My book on animal behavior genetics research

My research in animal behavior genetics laboratories led me to conclude that scientists need new, more sophisticated vocabularies for expressing degrees of certainty and uncertainty in their research. Vague terms such as “anxiety-like” are very much like the “weasel words” that science journalists get critiqued for using — Ketamine may relieve depression, low-protein diets could help stave off dementia. Both types of phrases give little information about how much distance there is between mouse and human, or how much confidence readers should place in these results.

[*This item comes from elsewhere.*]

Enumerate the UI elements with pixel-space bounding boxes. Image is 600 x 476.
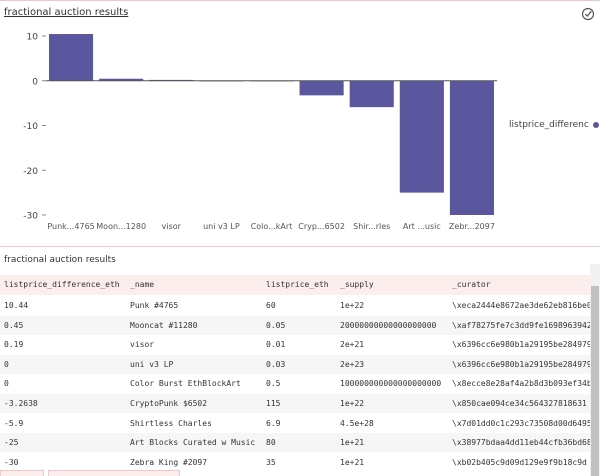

The problem of how to talk about uncertainty in science is one that’s getting worse, not better. In recent years, the vocabulary that many scientists use to express how confident they are in their findings — significance testing and p-values — have come under attack. Critics point to important problems with how p-values are used in science today, but the fact remains that p-values are one of the few shared vocabularies that scientists have for expressing degrees of confidence in their findings.

It is easy to blame bad reporting for making scientific findings seem more certain and relevant than they actually are, but this ignores the imprecision in how scientists themselves talk about translational research. Heathers claims that adding “in mice” to science news headlines is an easy “fix” to the problem of animal research being taken out of context. This move fixes one problem, but leaves a deeper one unresolved. Even when a headline clearly states that the original study was done in mice, one person’s impression of how close that study is to clinical application is likely to be very different another person’s. We need better scientific vocabularies that will help readers calibrate their sense of certainty. Solving that problem must begin with scientists, not science journalists.